二人の斬撃が縺れ合って、互いの力を増幅させながら、玄奘を頭上から襲う。
しかし、それは片手で簡単に止められた。
玄奘の体は鋼のように鈍く輝いている。


『あ、やっぱり駄目か。』
「そのようですね。・・・玄奘の宝具は一体何だったのです?」
『それがねぇ・・・。』
青藍は困ったような表情をする。


「何か問題が?」
『心を顕わにする鏡、だったそうだよ。つまり、あれは玄奘の心そのもの。ついでに、こちらの心も顕わになるとか。・・・どうしようか。橙晴は雪乃への煩悩だけだろうけど、僕、他にも色々とアレだからなぁ。』
「失礼ですね。僕だって雪乃への煩悩だけで出来ているわけではありません!」
『あ、そう?』


「お前ら、余裕だな。まぁ、焦る必要もないが。」
二人の言い合いに、冬獅郎は呆れたように言う。
「しかし、心を映すとは厄介だな。」
「橙晴はともかくとして、青藍の心が顕わになるのは問題な気が。つか、見たくねぇ。」
「そうだな。橙晴はともかく、青藍は、色々とアレだからな。
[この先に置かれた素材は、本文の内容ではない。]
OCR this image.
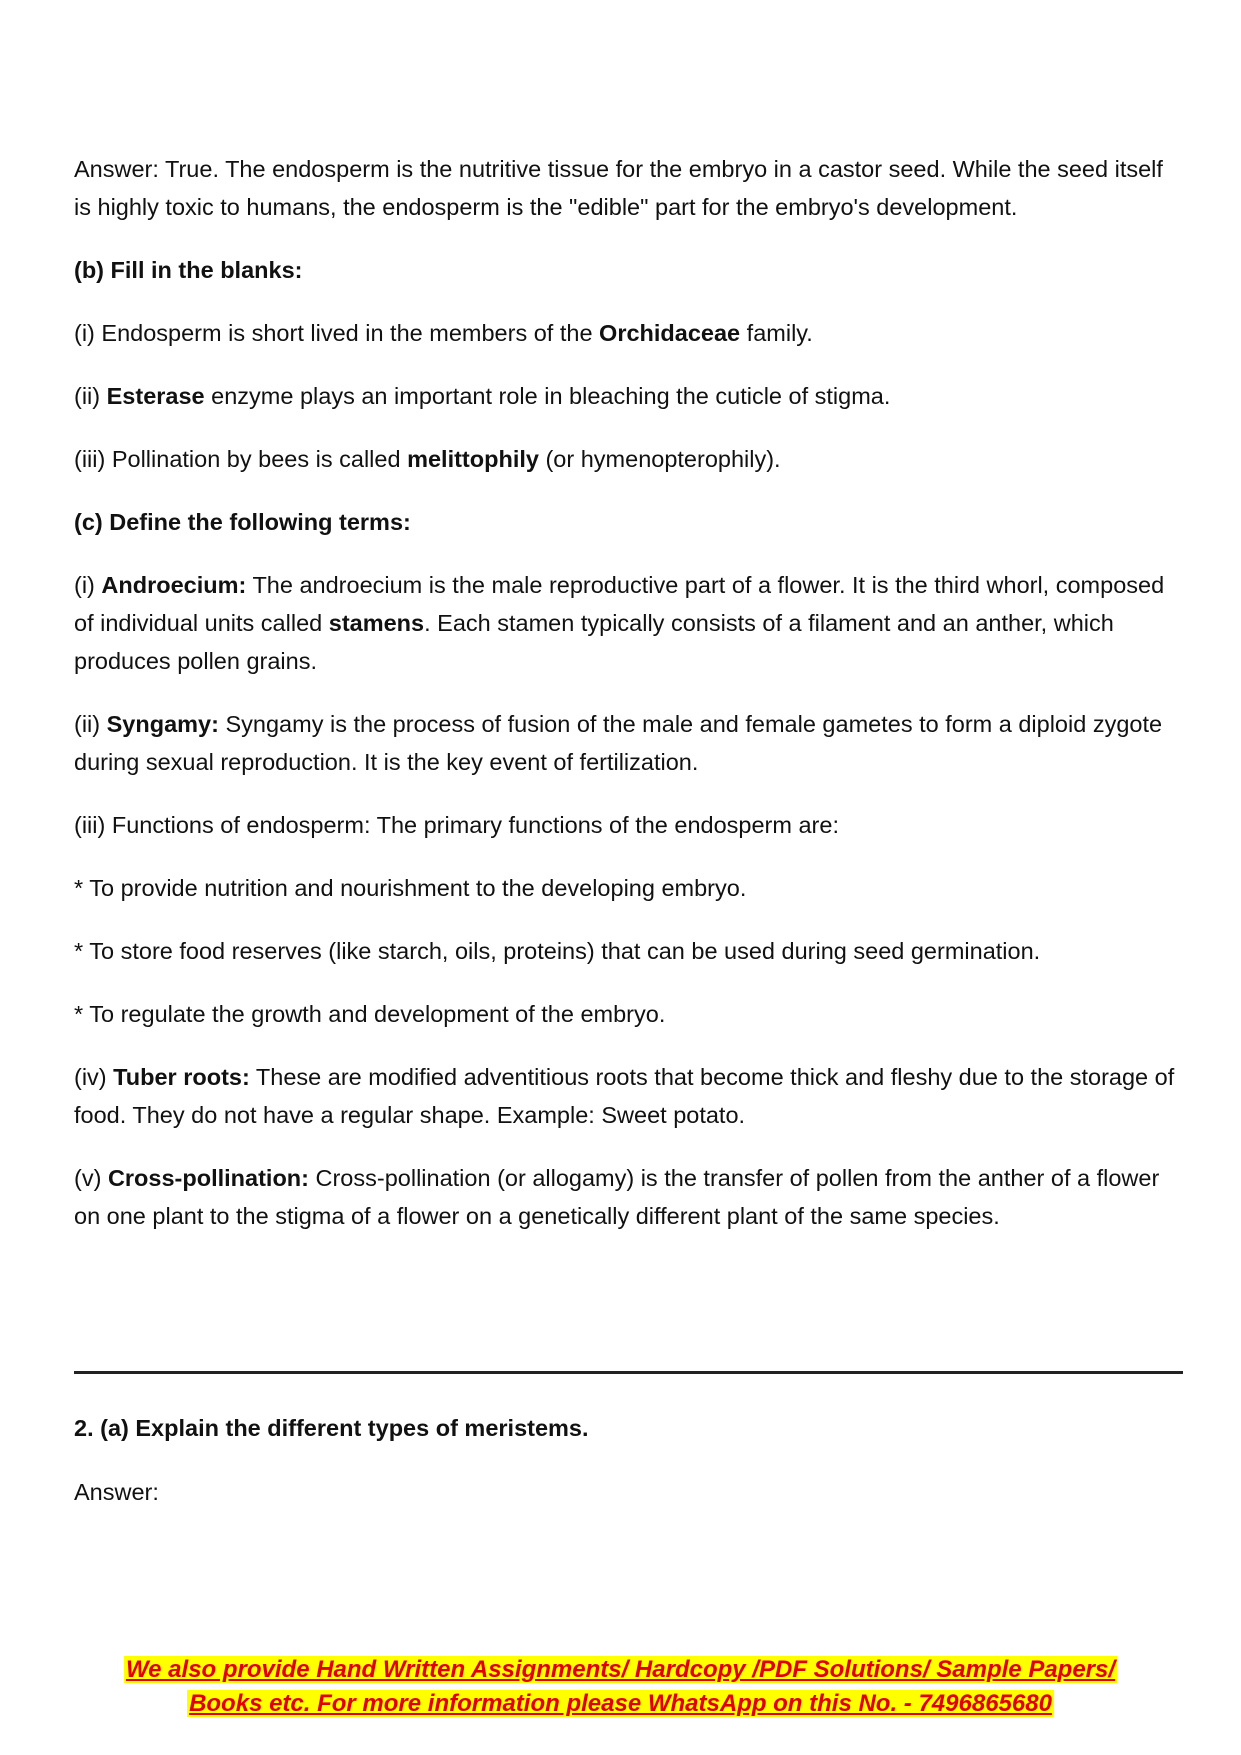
Answer: True. The endosperm is the nutritive tissue for the embryo in a castor seed. While the seed itself is highly toxic to humans, the endosperm is the "edible" part for the embryo's development.

(b) Fill in the blanks:

(i) Endosperm is short lived in the members of the Orchidaceae family.

(ii) Esterase enzyme plays an important role in bleaching the cuticle of stigma.

(iii) Pollination by bees is called melittophily (or hymenopterophily).

(c) Define the following terms:

(i) Androecium: The androecium is the male reproductive part of a flower. It is the third whorl, composed of individual units called stamens. Each stamen typically consists of a filament and an anther, which produces pollen grains.

(ii) Syngamy: Syngamy is the process of fusion of the male and female gametes to form a diploid zygote during sexual reproduction. It is the key event of fertilization.

(iii) Functions of endosperm: The primary functions of the endosperm are:

* To provide nutrition and nourishment to the developing embryo.

* To store food reserves (like starch, oils, proteins) that can be used during seed germination.

* To regulate the growth and development of the embryo.

(iv) Tuber roots: These are modified adventitious roots that become thick and fleshy due to the storage of food. They do not have a regular shape. Example: Sweet potato.

(v) Cross-pollination: Cross-pollination (or allogamy) is the transfer of pollen from the anther of a flower on one plant to the stigma of a flower on a genetically different plant of the same species.

2. (a) Explain the different types of meristems.
Answer:
We also provide Hand Written Assignments/ Hardcopy /PDF Solutions/ Sample Papers/
Books etc. For more information please WhatsApp on this No. - 7496865680
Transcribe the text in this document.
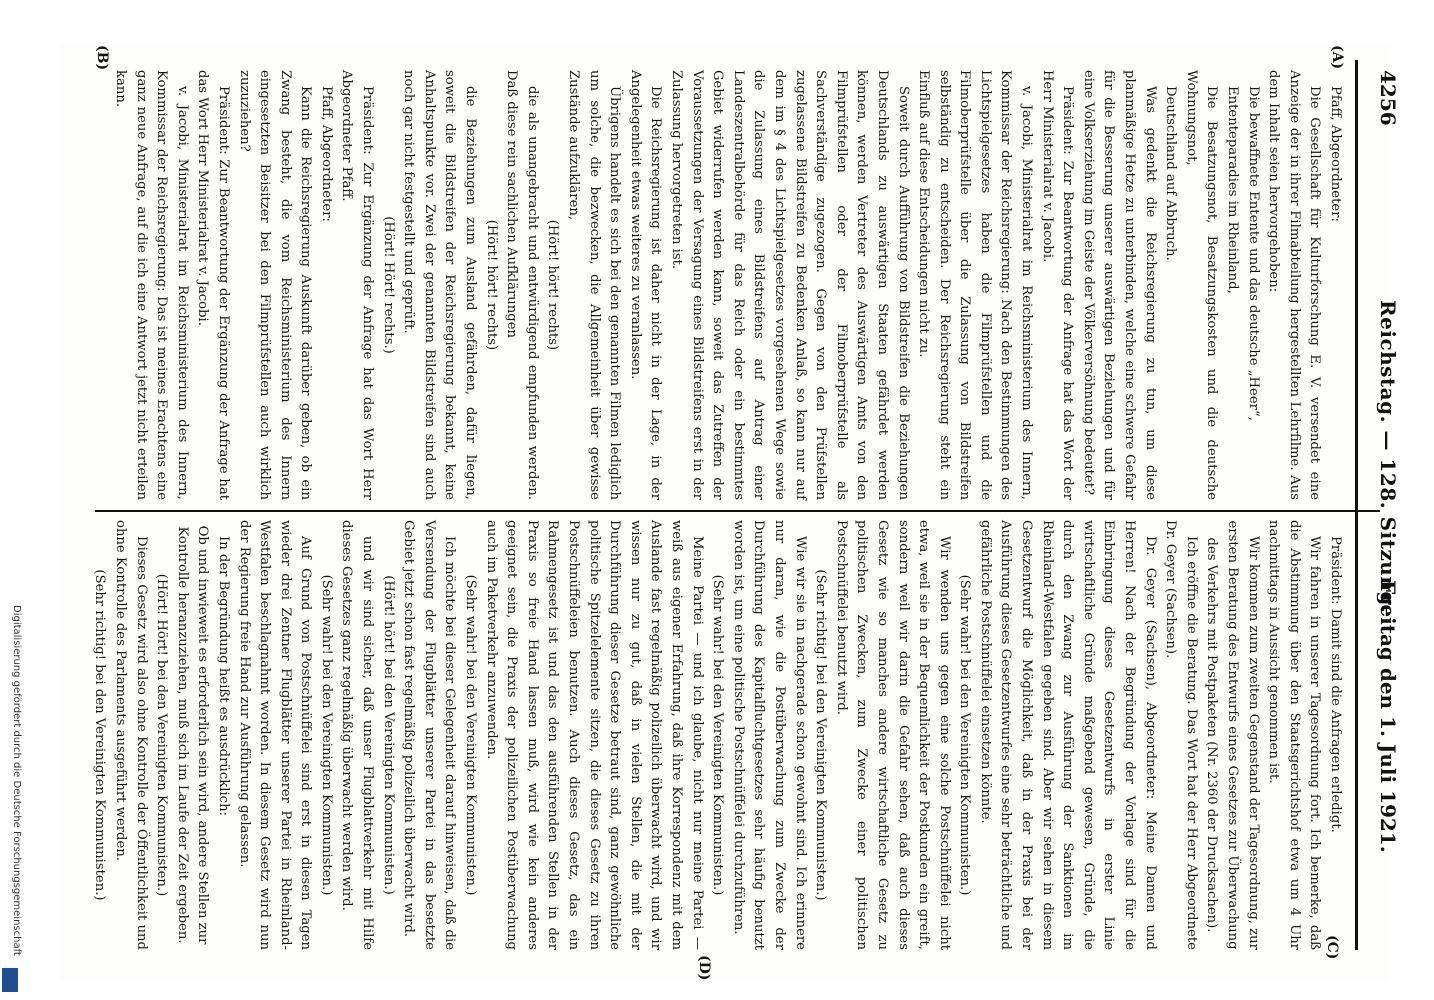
4256
Reichstag. — 128. Sitzung.
Freitag den 1. Juli 1921.
(A)
(C)
(B)
(D)

Pfaff, Abgeordneter:

Die Gesellschaft für Kulturforschung E. V. versendet eine Anzeige der in ihrer Filmabteilung hergestellten Lehrfilme. Aus dem Inhalt seien hervorgehoben:

Die bewaffnete Entente und das deutsche „Heer“,

Ententeparadies im Rheinland,

Die Besatzungsnot, Besatzungskosten und die deutsche Wohnungsnot,

Deutschland auf Abbruch.

Was gedenkt die Reichsregierung zu tun, um diese planmäßige Hetze zu unterbinden, welche eine schwere Gefahr für die Besserung unserer auswärtigen Beziehungen und für eine Volkserziehung im Geiste der Völkerversöhnung bedeutet?

Präsident: Zur Beantwortung der Anfrage hat das Wort der Herr Ministerialrat v. Jacobi.

v. Jacobi, Ministerialrat im Reichsministerium des Innern, Kommissar der Reichsregierung: Nach den Bestimmungen des Lichtspielgesetzes haben die Filmprüfstellen und die Filmoberprüfstelle über die Zulassung von Bildstreifen selbständig zu entscheiden. Der Reichsregierung steht ein Einfluß auf diese Entscheidungen nicht zu.

Soweit durch Aufführung von Bildstreifen die Beziehungen Deutschlands zu auswärtigen Staaten gefährdet werden können, werden Vertreter des Auswärtigen Amts von den Filmprüfstellen oder der Filmoberprüfstelle als Sachverständige zugezogen. Gegen von den Prüfstellen zugelassene Bildstreifen zu Bedenken Anlaß, so kann nur auf dem im § 4 des Lichtspielgesetzes vorgesehenen Wege sowie die Zulassung eines Bildstreifens auf Antrag einer Landeszentralbehörde für das Reich oder ein bestimmtes Gebiet widerrufen werden kann, soweit das Zutreffen der Voraussetzungen der Versagung eines Bildstreifens erst in der Zulassung hervorgetreten ist.

Die Reichsregierung ist daher nicht in der Lage, in der Angelegenheit etwas weiteres zu veranlassen.

Übrigens handelt es sich bei den genannten Filmen lediglich um solche, die bezwecken, die Allgemeinheit über gewisse Zustände aufzuklären,

(Hört! hört! rechts)

die als unangebracht und entwürdigend empfunden werden. Daß diese rein sachlichen Aufklärungen

(Hört! hört! rechts)

die Beziehungen zum Ausland gefährden, dafür liegen, soweit die Bildstreifen der Reichsregierung bekannt, keine Anhaltspunkte vor. Zwei der genannten Bildstreifen sind auch noch gar nicht festgestellt und geprüft.

(Hört! Hört! rechts.)

Präsident: Zur Ergänzung der Anfrage hat das Wort Herr Abgeordneter Pfaff.

Pfaff, Abgeordneter:

Kann die Reichsregierung Auskunft darüber geben, ob ein Zwang besteht, die vom Reichsministerium des Innern eingesetzten Beisitzer bei den Filmprüfstellen auch wirklich zuzuziehen?

Präsident: Zur Beantwortung der Ergänzung der Anfrage hat das Wort Herr Ministerialrat v. Jacobi.

v. Jacobi, Ministerialrat im Reichsministerium des Innern, Kommissar der Reichsregierung: Das ist meines Erachtens eine ganz neue Anfrage, auf die ich eine Antwort jetzt nicht erteilen kann.

Präsident: Damit sind die Anfragen erledigt.

Wir fahren in unserer Tagesordnung fort. Ich bemerke, daß die Abstimmung über den Staatsgerichtshof etwa um 4 Uhr nachmittags in Aussicht genommen ist.

Wir kommen zum zweiten Gegenstand der Tagesordnung, zur

ersten Beratung des Entwurfs eines Gesetzes zur Überwachung des Verkehrs mit Postpaketen (Nr. 2360 der Drucksachen).

Ich eröffne die Beratung. Das Wort hat der Herr Abgeordnete Dr. Geyer (Sachsen).

Dr. Geyer (Sachsen), Abgeordneter: Meine Damen und Herren! Nach der Begründung der Vorlage sind für die Einbringung dieses Gesetzentwurfs in erster Linie wirtschaftliche Gründe maßgebend gewesen, Gründe, die durch den Zwang zur Ausführung der Sanktionen im Rheinland-Westfalen gegeben sind. Aber wir sehen in diesem Gesetzentwurf die Möglichkeit, daß in der Praxis bei der Ausführung dieses Gesetzentwurfes eine sehr beträchtliche und gefährliche Postschnüffelei einsetzen könnte.

(Sehr wahr! bei den Vereinigten Kommunisten.)

Wir wenden uns gegen eine solche Postschnüffelei nicht etwa, weil sie in der Bequemlichkeit der Postkunden ein greift, sondern weil wir darin die Gefahr sehen, daß auch dieses Gesetz wie so manches andere wirtschaftliche Gesetz zu politischen Zwecken, zum Zwecke einer politischen Postschnüffelei benutzt wird.

(Sehr richtig! bei den Vereinigten Kommunisten.)

Wie wir sie in nachgerade schon gewohnt sind. Ich erinnere nur daran, wie die Postüberwachung zum Zwecke der Durchführung des Kapitalfluchtgesetzes sehr häufig benutzt worden ist, um eine politische Postschnüffelei durchzuführen.

(Sehr wahr! bei den Vereinigten Kommunisten.)

Meine Partei — und ich glaube, nicht nur meine Partei — weiß aus eigener Erfahrung, daß ihre Korrespondenz mit dem Auslande fast regelmäßig polizeilich überwacht wird, und wir wissen nur zu gut, daß in vielen Stellen, die mit der Durchführung dieser Gesetze betraut sind, ganz gewöhnliche politische Spitzelelemente sitzen, die dieses Gesetz zu ihren Postschnüffeleien benutzen. Auch dieses Gesetz, das ein Rahmengesetz ist und das den ausführenden Stellen in der Praxis so freie Hand lassen muß, wird wie kein anderes geeignet sein, die Praxis der polizeilichen Postüberwachung auch im Paketverkehr anzuwenden.

(Sehr wahr! bei den Vereinigten Kommunisten.)

Ich möchte bei dieser Gelegenheit darauf hinweisen, daß die Versendung der Flugblätter unserer Partei in das besetzte Gebiet jetzt schon fast regelmäßig polizeilich überwacht wird.

(Hört! hört! bei den Vereinigten Kommunisten.)

und wir sind sicher, daß unser Flugblattverkehr mit Hilfe dieses Gesetzes ganz regelmäßig überwacht werden wird.

(Sehr wahr! bei den Vereinigten Kommunisten.)

Auf Grund von Postschnüffelei sind erst in diesen Tagen wieder drei Zentner Flugblätter unserer Partei in Rheinland-Westfalen beschlagnahmt worden. In diesem Gesetz wird nun der Regierung freie Hand zur Ausführung gelassen.

In der Begründung heißt es ausdrücklich:

Ob und inwieweit es erforderlich sein wird, andere Stellen zur Kontrolle heranzuziehen, muß sich im Laufe der Zeit ergeben.

(Hört! Hört! bei den Vereinigten Kommunisten.)

Dieses Gesetz wird also ohne Kontrolle der Öffentlichkeit und ohne Kontrolle des Parlaments ausgeführt werden.

(Sehr richtig! bei den Vereinigten Kommunisten.)

Digitalisierung gefördert durch die Deutsche Forschungsgemeinschaft
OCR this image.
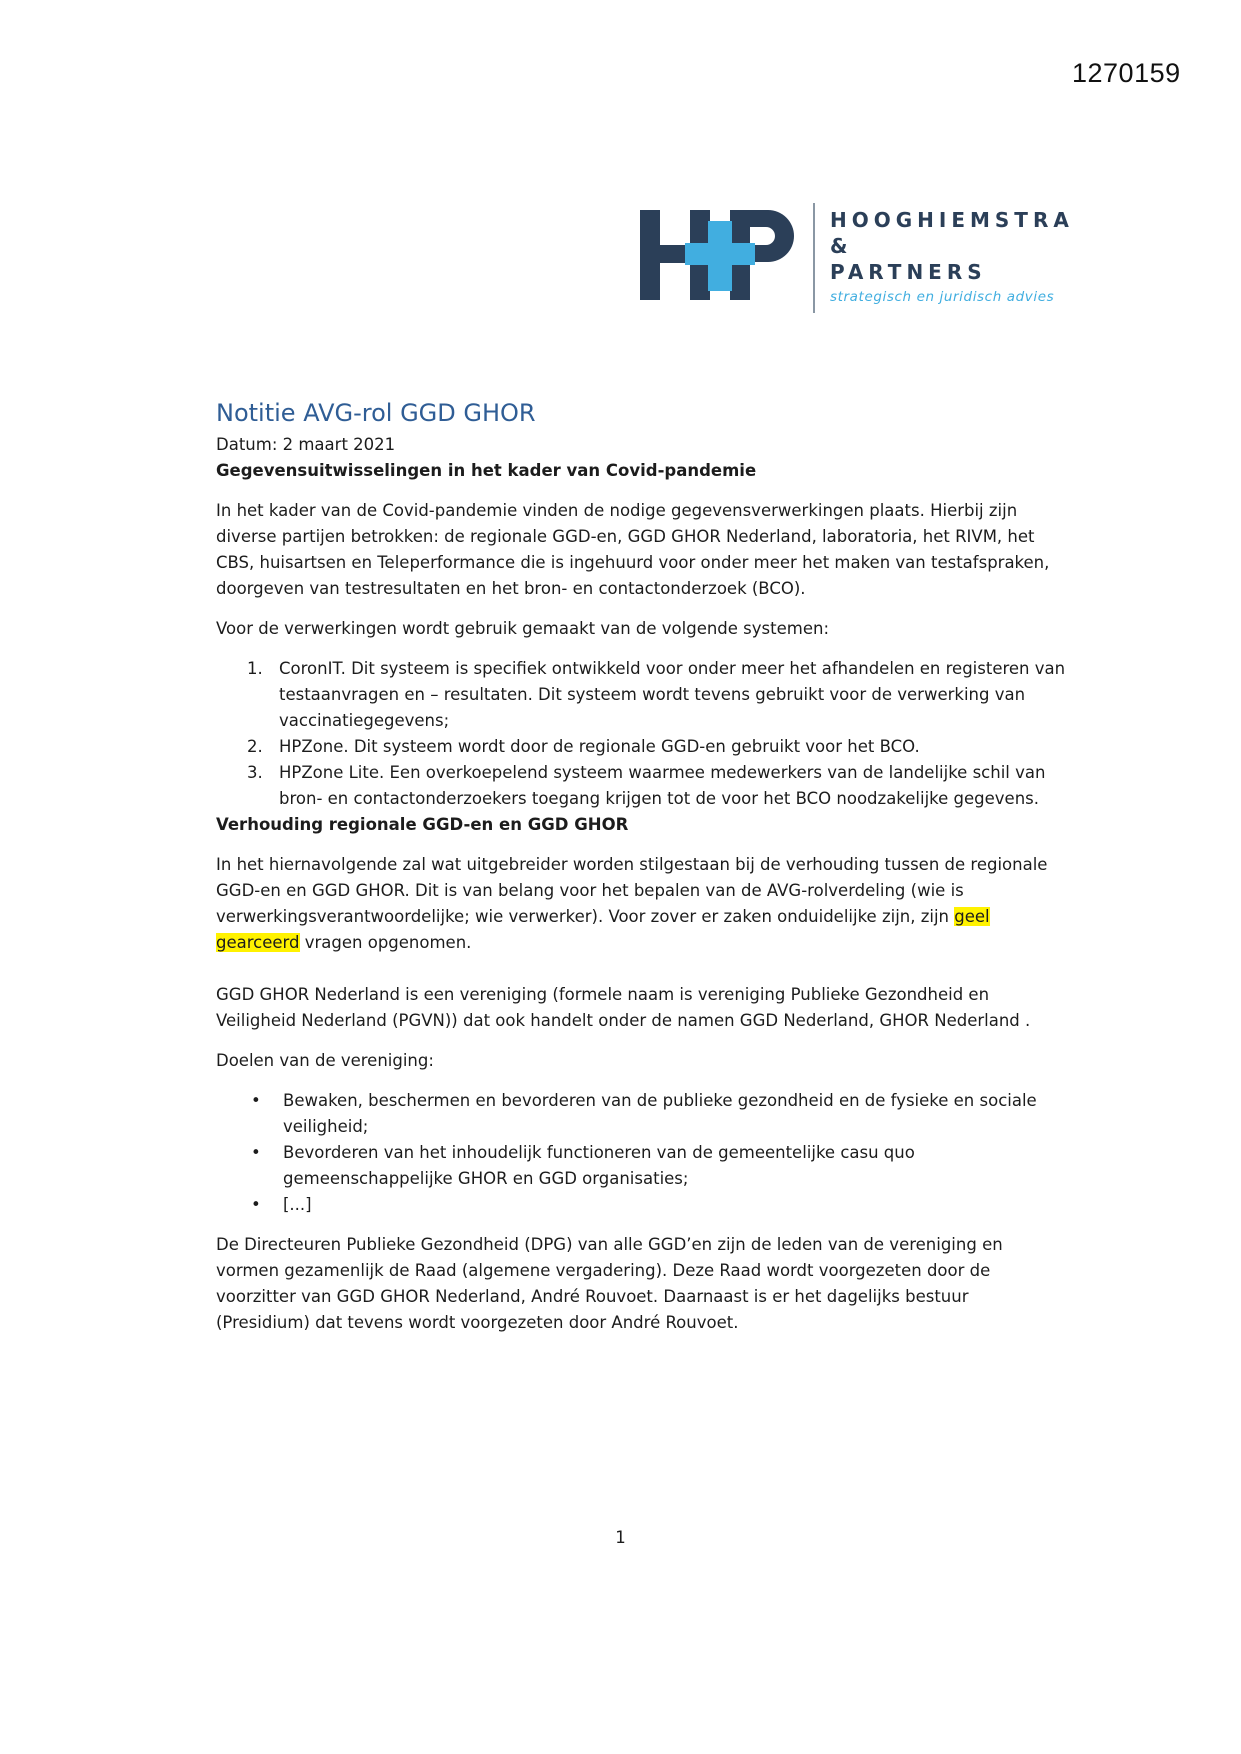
1270159
HOOGHIEMSTRA
&
PARTNERS
strategisch en juridisch advies
Notitie AVG-rol GGD GHOR
Datum: 2 maart 2021
Gegevensuitwisselingen in het kader van Covid-pandemie

In het kader van de Covid-pandemie vinden de nodige gegevensverwerkingen plaats. Hierbij zijn diverse partijen betrokken: de regionale GGD-en, GGD GHOR Nederland, laboratoria, het RIVM, het CBS, huisartsen en Teleperformance die is ingehuurd voor onder meer het maken van testafspraken, doorgeven van testresultaten en het bron- en contactonderzoek (BCO).

Voor de verwerkingen wordt gebruik gemaakt van de volgende systemen:

1. CoronIT. Dit systeem is specifiek ontwikkeld voor onder meer het afhandelen en registeren van testaanvragen en – resultaten. Dit systeem wordt tevens gebruikt voor de verwerking van vaccinatiegegevens;
2. HPZone. Dit systeem wordt door de regionale GGD-en gebruikt voor het BCO.
3. HPZone Lite. Een overkoepelend systeem waarmee medewerkers van de landelijke schil van bron- en contactonderzoekers toegang krijgen tot de voor het BCO noodzakelijke gegevens.
Verhouding regionale GGD-en en GGD GHOR

In het hiernavolgende zal wat uitgebreider worden stilgestaan bij de verhouding tussen de regionale GGD-en en GGD GHOR. Dit is van belang voor het bepalen van de AVG-rolverdeling (wie is verwerkingsverantwoordelijke; wie verwerker). Voor zover er zaken onduidelijke zijn, zijn geel gearceerd vragen opgenomen.

GGD GHOR Nederland is een vereniging (formele naam is vereniging Publieke Gezondheid en Veiligheid Nederland (PGVN)) dat ook handelt onder de namen GGD Nederland, GHOR Nederland .

Doelen van de vereniging:

• Bewaken, beschermen en bevorderen van de publieke gezondheid en de fysieke en sociale veiligheid;
• Bevorderen van het inhoudelijk functioneren van de gemeentelijke casu quo gemeenschappelijke GHOR en GGD organisaties;
• [...]

De Directeuren Publieke Gezondheid (DPG) van alle GGD’en zijn de leden van de vereniging en vormen gezamenlijk de Raad (algemene vergadering). Deze Raad wordt voorgezeten door de voorzitter van GGD GHOR Nederland, André Rouvoet. Daarnaast is er het dagelijks bestuur (Presidium) dat tevens wordt voorgezeten door André Rouvoet.

1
私も遠慮したい。」


「ちょっと!?二人とも、僕の扱い酷くないですか!?」
『え、僕も貶されているよね・・・?父上、僕のことアレって言っているよ・・・?』
「・・・まぁ、それはいいとして。咲夜さんは来るのか?」
『「スルーした!?」』


「来るだろうな。その内。」
「大丈夫なのか?」
「大丈夫だろう。あれは今、眩しいくらいだ。」
「へぇ?どうやら青藍の言っていたことは本当らしいな。」


『え、僕、嘘なんか言っていませんよ?』
「お前は信用ならない。」
『酷い!』
しれっとそう言われて、青藍は涙目になる。
「さっきのお前を見て、信用すると思ってんのか?」
冬獅郎は呆れたように青藍を見る。


『あれは、演技です!どうです?名演技でしたでしょう?』
「嘘つけ。八割本気だっただろうが。」
『あら鋭い。』
「馬鹿にしてんのか、てめぇ・・・。」
冬獅郎は青筋を立てながら言う。


『いえいえ。感心しているのです。まぁ、遊ぶのはこのくらいにしましょうか。・・・鏡というのは光を反射するものですよね?ということは、光をなくせばいいのでは?』
真面目な顔に戻って青藍は言う。
「そうだな。だが、完全に光を遮断すればこちらも見えなくなるぞ。」


『じゃあ、もう、母上に黒棺でも放ってもらいます?とりあえず鏡が割れればいいんですよね。』
「おい、お前、突然面倒臭くなるなよ・・・。」
「確かにそれはいい方法だ。」
「そうですね。鏡に映らないように割ってしまえばいいのです。」


「・・・はぁ。それを実行する気なんだな、お前ら。じゃ、俺はとりあえず雲でも呼ぶか。青空の下で戦うよりはましだろう。」
『あ、冬獅郎さんの斬魄刀で光を乱反射させるという手もありますよ。それから・・・。』


「それから?」
『あの方の心が満たされれば暴走は収まるはず。ということは、冬獅郎さんが十五夜様の虚像でも作って、ボロボロにしてもらえばいいのでは。』
「「「確かに。」」」


『まぁ、本人を召喚することも出来ますけどね。でも流石にあの方に死ねという訳にもいかないので。この件についてこちらに丸投げするという暴挙ともいえる判断をするような糞爺ではありますが。』


「そうですね。糞爺ではありますが、死なれては困ります。」
「そうだな。糞爺だが、あれでも居ないと面倒なのだ。居ると二倍面倒だが。」
『「本当にそうですね。」』


「お前ら、流石だな・・・。まぁ、良い。青藍は雲を呼んでおけ。俺は漣十五夜の虚像を作ってみる。橙晴、ちょっと、手を貸せ。お前の記憶の中にある漣十五夜を再現する。」
冬獅郎はそう言って橙晴の額に手を当てる。


『了解です。』
青藍は言われた通りに霊圧を上げて雲を集め始める。
「何かむずむずします。」
「我慢しろ。姿を強く思い浮かべろ。そうすれば俺にも見えるから。」
「冬獅郎さん、こんな術も知っておられるのですねぇ。」


「黙れ。集中しろよ、お前。緊張感ねぇな。朽木を見習え。」
「父上も緊張はしていませんよ?」
「五月蝿い!そういうことじゃねぇんだよ。どうでもいいから静かにしてろ。」
「はーい。」
二人がそんなことをしている間に、黒雲があたりを埋め尽くした。